MEDINA — Medina County Commissioners approved a resolution Tuesday to create a Community Reinvestment Area along state Route 18 in Granger Township.
The township trustees approved the proposal in a 2-0 vote Monday. Trustee Terry Berry abstained because her parents own land within the proposed area.
County Commissioner Stephen D. Hambley praised the decision.
“We know that Route 18 is going to develop in Granger Township. The question is how valuable we want it to be,” he said. “Incentivizing it makes sure that it’s an increased value to the community.”
Granger is competing with Summit County as the potential site for a corporate headquarters. Officials have not identified the corporation.
Officials say the CRA will offer a commercial tax abatement rate of up to 50 percent for up to 15 years that could entice the company to come to Medina County.
While Ohio law allows CRAs to offer abatements up to 100 percent, anything over 50 percent requires the approval of local school boards.
The tax abatement will apply only to the commercial area along Route 18 and the road frontage along Beach, Granger and Coddingville roads.
The resolution also creates a seven-member Community Reinvestment Area Housing Council. Each county commissioner will appoint one member, and the county Planning Commission will appoint two more. Those five members then will appoint two more who must be residents of Granger Township.
It also creates a Tax Review Council, staffed by three appointees of county commissioners, two appointed by township trustees, the county auditor or representative and a representative of Highland Schools.

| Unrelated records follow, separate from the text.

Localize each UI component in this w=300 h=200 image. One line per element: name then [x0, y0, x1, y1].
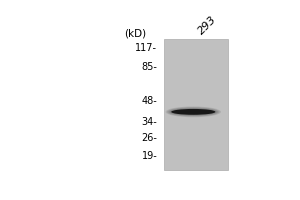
Text: 19-: 19- [142, 151, 157, 161]
Text: (kD): (kD) [124, 28, 146, 38]
Text: 48-: 48- [142, 96, 157, 106]
Ellipse shape [167, 107, 220, 117]
Ellipse shape [168, 108, 218, 116]
Bar [164, 39, 228, 170]
Ellipse shape [166, 106, 221, 117]
Text: 85-: 85- [141, 62, 157, 72]
Text: 117-: 117- [135, 43, 157, 53]
Text: 26-: 26- [141, 133, 157, 143]
Ellipse shape [170, 108, 217, 115]
Ellipse shape [171, 109, 215, 115]
Text: 293: 293 [197, 14, 219, 36]
Text: 34-: 34- [142, 117, 157, 127]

The CRA will run along the north side of state Route 18, from Beach Road east to Coddingville and Dunsha roads. The northern boundary would be Granger Road.
Granger Township Trustee Richard Pace said the CRA will not change where the commercial districts are and will not rezone residential areas.

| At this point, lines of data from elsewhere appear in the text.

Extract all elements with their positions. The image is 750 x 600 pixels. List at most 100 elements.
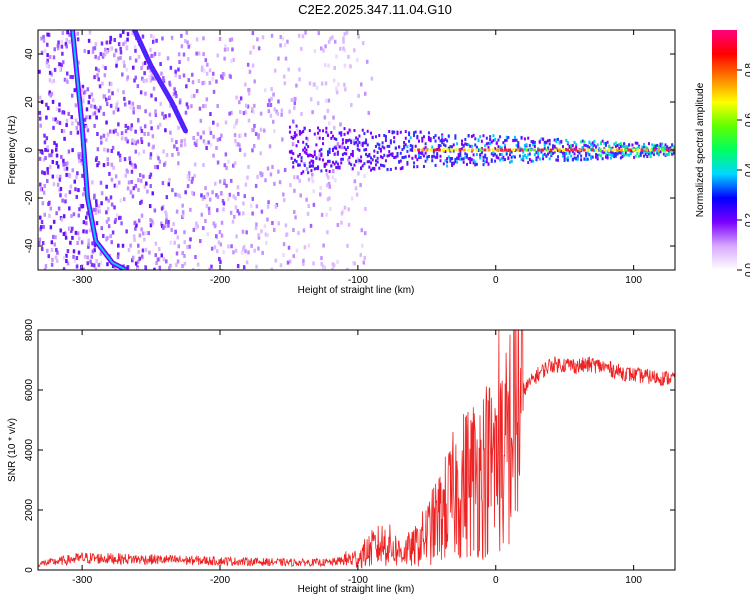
band-cell: [379, 149, 382, 153]
band-cell: [391, 152, 394, 156]
heatmap-cell: [268, 98, 271, 103]
band-cell: [325, 130, 328, 134]
heatmap-cell: [311, 179, 315, 184]
band-cell: [366, 160, 369, 164]
heatmap-cell: [205, 193, 208, 198]
heatmap-cell: [97, 108, 101, 113]
band-cell: [608, 152, 611, 156]
band-cell: [518, 154, 521, 158]
heatmap-cell: [199, 135, 203, 140]
band-cell: [434, 155, 437, 159]
heatmap-cell: [185, 84, 188, 89]
heatmap-cell: [367, 110, 371, 115]
heatmap-cell: [180, 44, 184, 49]
heatmap-cell: [83, 89, 87, 94]
band-cell: [370, 161, 373, 165]
heatmap-cell: [46, 167, 49, 172]
heatmap-cell: [90, 262, 94, 267]
band-cell: [499, 158, 502, 162]
heatmap-cell: [71, 148, 74, 153]
heatmap-cell: [300, 46, 303, 51]
heatmap-cell: [186, 184, 190, 189]
band-cell: [464, 142, 467, 146]
band-cell: [656, 143, 659, 147]
heatmap-cell: [119, 215, 122, 220]
band-core-cell: [454, 148, 458, 152]
band-cell: [553, 138, 556, 142]
spectrogram-heatmap: [38, 30, 675, 270]
heatmap-cell: [187, 78, 191, 83]
heatmap-cell: [223, 47, 227, 52]
band-cell: [556, 158, 559, 162]
band-cell: [303, 146, 306, 150]
band-cell: [537, 150, 540, 154]
band-cell: [333, 152, 336, 156]
heatmap-cell: [129, 190, 133, 195]
heatmap-cell: [297, 33, 301, 38]
heatmap-cell: [320, 212, 324, 217]
heatmap-cell: [127, 247, 131, 252]
band-cell: [403, 155, 406, 159]
band-cell: [328, 159, 331, 163]
band-cell: [657, 145, 660, 149]
heatmap-cell: [84, 215, 88, 220]
heatmap-cell: [99, 52, 103, 57]
heatmap-cell: [235, 234, 238, 239]
heatmap-cell: [99, 251, 103, 256]
heatmap-cell: [169, 263, 172, 268]
band-core-cell: [491, 148, 495, 152]
heatmap-cell: [175, 140, 178, 145]
heatmap-cell: [189, 43, 192, 48]
band-cell: [618, 146, 621, 150]
heatmap-cell: [122, 30, 125, 35]
band-cell: [575, 143, 578, 147]
band-cell: [626, 145, 629, 149]
heatmap-cell: [119, 46, 122, 51]
heatmap-cell: [60, 217, 64, 222]
heatmap-cell: [180, 139, 183, 144]
heatmap-cell: [252, 144, 256, 149]
heatmap-cell: [39, 187, 43, 192]
heatmap-cell: [110, 240, 113, 245]
band-cell: [548, 150, 551, 154]
heatmap-cell: [124, 137, 128, 142]
band-cell: [391, 130, 394, 134]
heatmap-cell: [131, 194, 135, 199]
heatmap-cell: [247, 88, 251, 93]
band-cell: [487, 141, 490, 145]
heatmap-cell: [136, 84, 140, 89]
heatmap-cell: [41, 241, 45, 246]
heatmap-cell: [83, 117, 87, 122]
heatmap-cell: [312, 189, 315, 194]
heatmap-cell: [145, 181, 148, 186]
band-core-cell: [520, 148, 524, 152]
band-cell: [502, 149, 505, 153]
heatmap-cell: [153, 164, 157, 169]
heatmap-cell: [129, 105, 132, 110]
heatmap-cell: [178, 75, 182, 80]
heatmap-cell: [145, 78, 148, 83]
band-cell: [490, 140, 493, 144]
heatmap-cell: [204, 141, 207, 146]
heatmap-cell: [217, 240, 221, 245]
band-cell: [651, 151, 654, 155]
heatmap-cell: [370, 76, 374, 81]
heatmap-cell: [56, 46, 60, 51]
heatmap-cell: [319, 186, 322, 191]
heatmap-cell: [296, 175, 299, 180]
band-cell: [479, 156, 482, 160]
band-cell: [603, 150, 606, 154]
band-cell: [302, 140, 305, 144]
heatmap-cell: [106, 162, 110, 167]
heatmap-cell: [288, 259, 292, 264]
heatmap-cell: [171, 188, 174, 193]
band-cell: [292, 136, 295, 140]
heatmap-cell: [149, 184, 152, 189]
heatmap-cell: [66, 79, 69, 84]
band-cell: [389, 141, 392, 145]
band-cell: [528, 143, 531, 147]
heatmap-cell: [220, 191, 223, 196]
heatmap-cell: [329, 36, 332, 41]
heatmap-cell: [331, 267, 334, 270]
heatmap-cell: [72, 212, 76, 217]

Pace said CRAs must have a residential component and the residential properties within the CRA now may qualify for a tax abatement on any future improvements. Those properties will qualify for decreasing abatement amounts, starting at 100 percent and dropping to 20 percent over the next nine years according to the resolution.
The proposal has drawn opposition from some residents who live nearby, Ron Dorris, 4990 Bambeck Road, told commissioners last week that it isn’t fair to give tax abatements to businesses while increasing residential property taxes.
Dorris pointed to the new Ohio law eliminating the 12.5 percent rollback provided to homeowners for all new levies.
“They’re taking away from the middle class; then we’re going to turn around and give a property tax rebate for property that was once residential and is now commercial.”
Nine other Bambeck Road residents at last week’s commissioners’ meeting presented a signed petition opposing the CRA. Many also spoke out at Monday’s trustees meeting.
Pace said he and Trustee John Ginley Jr. considered the overall benefit to the township.
“It’s a complex issue, and there’s room for a lot of viewpoints,” Pace said. “What I concluded is that there’s an opportunity here to help keep down the residential tax rates, by broadening the tax base.”
Pace said 91.2 percent of real estate taxes are paid by residential taxes and only 8.8 percent are paid by commercial entities. He added that 62 percent of the revenue Highland Schools receives is from local sources, mostly taxes.
Pace said the district’s cost per pupil rose from $7,800 in 2008 to $8,500 in 2012.
“That’s efficient given that the state average is $12,000; but when you look at the increase over those years, the question becomes how will future increases be funded? And one of the ways to fund them is to broaden the tax base,” he said. “It helps keep the effective (millage) rates down.”
Rob Kelly, a Highland school board member speaking as a private citizen, said last week that the company’s taxes would take some weight off residents by generating about $300,000 total in tax revenue over the next 15 years, and another $600,000 over the following 15 years.